AWS had a dialogue with them over multiple months.

It's not equivalent to someone losing their Google account for no reason and having no recourse.

People trying to make Parler some martyr is so silly. They could have hosted their platform co-located in a data centre in Alabama. Or hosted it in a friendlier to their content country like Russia.

[0]https://arstechnica.com/tech-policy/2021/01/filing-amazon-wa...

[1] https://uk.pcmag.com/social-media/131526/parler-ceo-fired-ov...


At least the Parler incident seems foreseeable, if you are hosting content that could bring down the hammer onto the giant corporations that you use to host the content, these corporations will cut you loose to protect themselves. Parler leadership must have know they were in hot water as soon as the amateur coup happened.

The Google thing is such an unforced error because despite this same story happening time and time again, google still doesn't have any ways for (important) customers/partners to reach them if things go wrong. In this case it's especially funny because Google Stadia needs Terraria way more than the other way around. (Terraria sold 30 million copies and is available basically every platform except Stadia, Google Stadia is a struggling new platform that keeps failing to incentivize developers to develop for the platform)


> The recent Parler incident is proof otherwise. If you happen to cause any inconvenience for them, you are at risk of being cut off.

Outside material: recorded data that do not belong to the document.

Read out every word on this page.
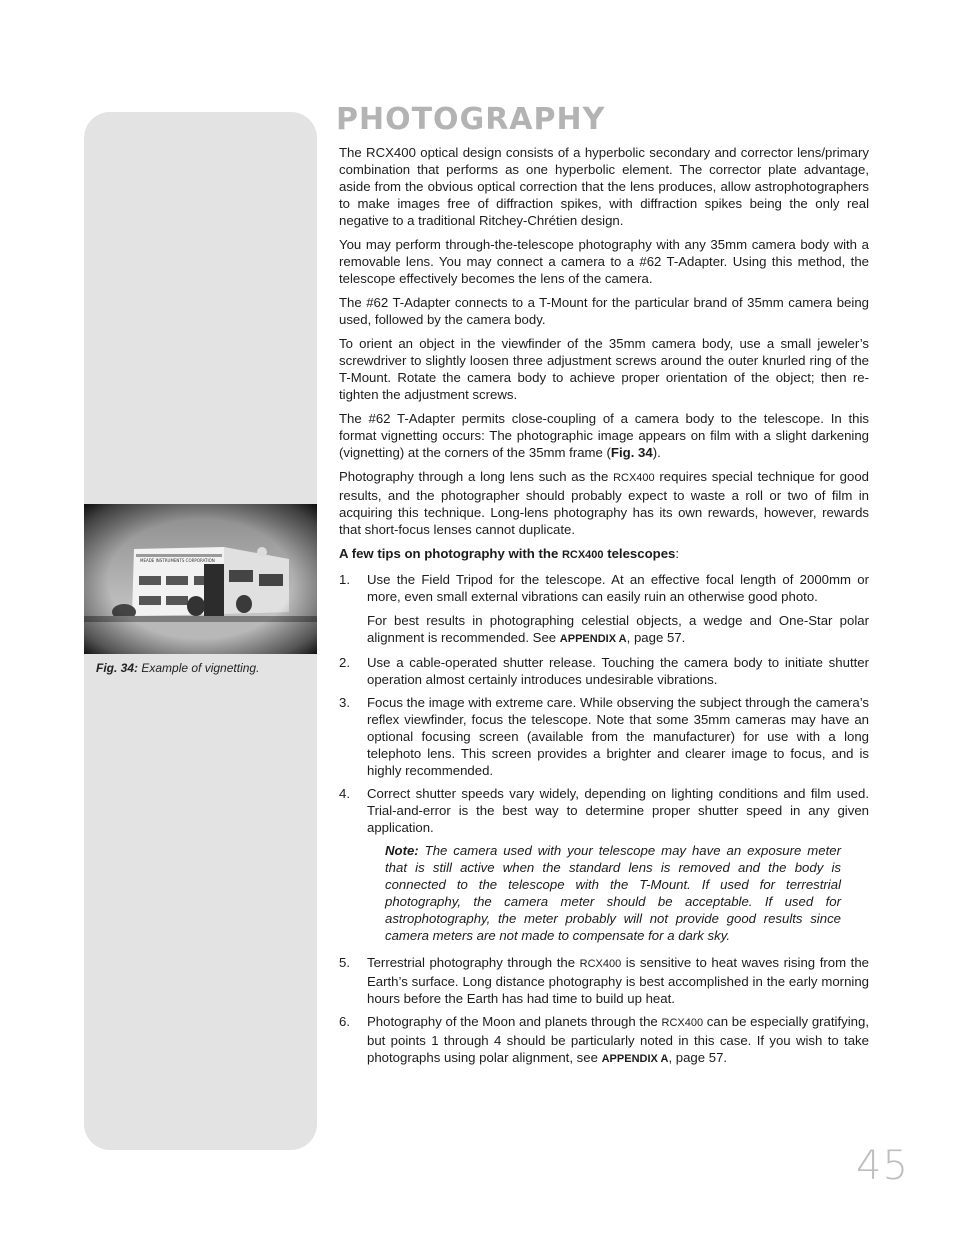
Fig. 34: Example of vignetting.
PHOTOGRAPHY

The RCX400 optical design consists of a hyperbolic secondary and corrector lens/primary combination that performs as one hyperbolic element. The corrector plate advantage, aside from the obvious optical correction that the lens produces, allow astrophotographers to make images free of diffraction spikes, with diffraction spikes being the only real negative to a traditional Ritchey-Chrétien design.

You may perform through-the-telescope photography with any 35mm camera body with a removable lens. You may connect a camera to a #62 T-Adapter. Using this method, the telescope effectively becomes the lens of the camera.

The #62 T-Adapter connects to a T-Mount for the particular brand of 35mm camera being used, followed by the camera body.

To orient an object in the viewfinder of the 35mm camera body, use a small jeweler’s screwdriver to slightly loosen three adjustment screws around the outer knurled ring of the T-Mount. Rotate the camera body to achieve proper orientation of the object; then re-tighten the adjustment screws.

The #62 T-Adapter permits close-coupling of a camera body to the telescope. In this format vignetting occurs: The photographic image appears on film with a slight darkening (vignetting) at the corners of the 35mm frame (Fig. 34).

Photography through a long lens such as the RCX400 requires special technique for good results, and the photographer should probably expect to waste a roll or two of film in acquiring this technique. Long-lens photography has its own rewards, however, rewards that short-focus lenses cannot duplicate.

A few tips on photography with the RCX400 telescopes:
1. Use the Field Tripod for the telescope. At an effective focal length of 2000mm or more, even small external vibrations can easily ruin an otherwise good photo.
For best results in photographing celestial objects, a wedge and One-Star polar alignment is recommended. See APPENDIX A, page 57.
2. Use a cable-operated shutter release. Touching the camera body to initiate shutter operation almost certainly introduces undesirable vibrations.
3. Focus the image with extreme care. While observing the subject through the camera’s reflex viewfinder, focus the telescope. Note that some 35mm cameras may have an optional focusing screen (available from the manufacturer) for use with a long telephoto lens. This screen provides a brighter and clearer image to focus, and is highly recommended.
4. Correct shutter speeds vary widely, depending on lighting conditions and film used. Trial-and-error is the best way to determine proper shutter speed in any given application.
Note: The camera used with your telescope may have an exposure meter that is still active when the standard lens is removed and the body is connected to the telescope with the T-Mount. If used for terrestrial photography, the camera meter should be acceptable. If used for astrophotography, the meter probably will not provide good results since camera meters are not made to compensate for a dark sky.
5. Terrestrial photography through the RCX400 is sensitive to heat waves rising from the Earth’s surface. Long distance photography is best accomplished in the early morning hours before the Earth has had time to build up heat.
6. Photography of the Moon and planets through the RCX400 can be especially gratifying, but points 1 through 4 should be particularly noted in this case. If you wish to take photographs using polar alignment, see APPENDIX A, page 57.
45
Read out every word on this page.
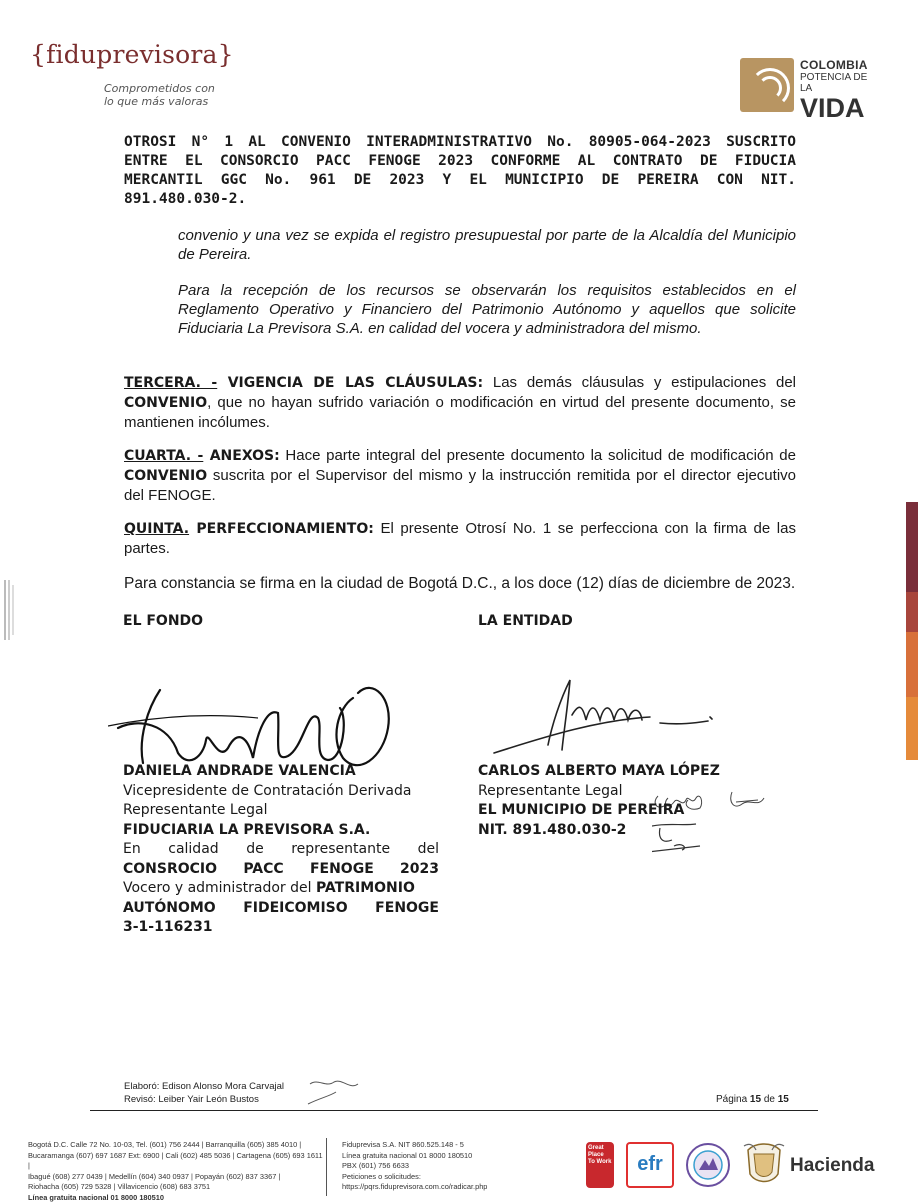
{fiduprevisora}
Comprometidos con
lo que más valoras
COLOMBIA
POTENCIA DE LA
VIDA
OTROSI N° 1 AL CONVENIO INTERADMINISTRATIVO No. 80905-064-2023 SUSCRITO ENTRE EL CONSORCIO PACC FENOGE 2023 CONFORME AL CONTRATO DE FIDUCIA MERCANTIL GGC No. 961 DE 2023 Y EL MUNICIPIO DE PEREIRA CON NIT. 891.480.030-2.
convenio y una vez se expida el registro presupuestal por parte de la Alcaldía del Municipio de Pereira.
Para la recepción de los recursos se observarán los requisitos establecidos en el Reglamento Operativo y Financiero del Patrimonio Autónomo y aquellos que solicite Fiduciaria La Previsora S.A. en calidad del vocera y administradora del mismo.
TERCERA. - VIGENCIA DE LAS CLÁUSULAS: Las demás cláusulas y estipulaciones del CONVENIO, que no hayan sufrido variación o modificación en virtud del presente documento, se mantienen incólumes.
CUARTA. - ANEXOS: Hace parte integral del presente documento la solicitud de modificación de CONVENIO suscrita por el Supervisor del mismo y la instrucción remitida por el director ejecutivo del FENOGE.
QUINTA. PERFECCIONAMIENTO: El presente Otrosí No. 1 se perfecciona con la firma de las partes.
Para constancia se firma en la ciudad de Bogotá D.C., a los doce (12) días de diciembre de 2023.
EL FONDO	LA ENTIDAD
DANIELA ANDRADE VALENCIA
Vicepresidente de Contratación Derivada
Representante Legal
FIDUCIARIA LA PREVISORA S.A.
En calidad de representante del
CONSROCIO PACC FENOGE 2023
Vocero y administrador del PATRIMONIO
AUTÓNOMO FIDEICOMISO FENOGE
3-1-116231
CARLOS ALBERTO MAYA LÓPEZ
Representante Legal
EL MUNICIPIO DE PEREIRA
NIT. 891.480.030-2
Elaboró: Edison Alonso Mora Carvajal
Revisó: Leiber Yair León Bustos	Página 15 de 15
Bogotá D.C. Calle 72 No. 10-03, Tel. (601) 756 2444 | Barranquilla (605) 385 4010 |
Bucaramanga (607) 697 1687 Ext: 6900 | Cali (602) 485 5036 | Cartagena (605) 693 1611 |
Ibagué (608) 277 0439 | Medellín (604) 340 0937 | Popayán (602) 837 3367 |
Riohacha (605) 729 5328 | Villavicencio (608) 683 3751
Línea gratuita nacional 01 8000 180510
Fiduprevisa S.A. NIT 860.525.148 - 5
Línea gratuita nacional 01 8000 180510
PBX (601) 756 6633
Peticiones o solicitudes:
https://pqrs.fiduprevisora.com.co/radicar.php
Great Place To Work	efr	Hacienda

AWS cut off Parler after several months of moderation problems (https://www.courtlistener.com/docket/29095511/13/parler-llc-...). Any service provider will cut you off if you break the acceptable usage policy or don't pay your bill.


Can't speak for Google, but I've gotten great phone support from AWS while spending less than $100 a month.


I just can't imagine that this has happened completely "without reason" as he states. The reason might be silly, erroneous (whether human or AI), or dumb, but it exists. If Google has no procedure in place to investigate these bans on request, then Google is evil. But by the sound of this I get the feeling that this guy is leaving out some facts.


Not hard to do some Google searches to find lots of examples where people were banned by Google without reason or explanation. Sure, a reason might exist, but if it's impossible to get anyone to tell you what it is, then how can you tell? In at least one high profile case a Google employee's spouse was banned and it was still impossible to get an explanation or reversal!

You can assume that a high-profile game developer in a business partnership with Google is evil and got up to some sort of large scale malfeasance with their gmail account (why??? for what purpose? why would you risk a business deal to do this? what's the upside?) and then Google decided to ban them but not expose them for their misconduct. Or you can go "huh it sure seems like something bad happened to this person and he's not getting an explanation for it."


Let's be honest, he's been banned in error by some google bot.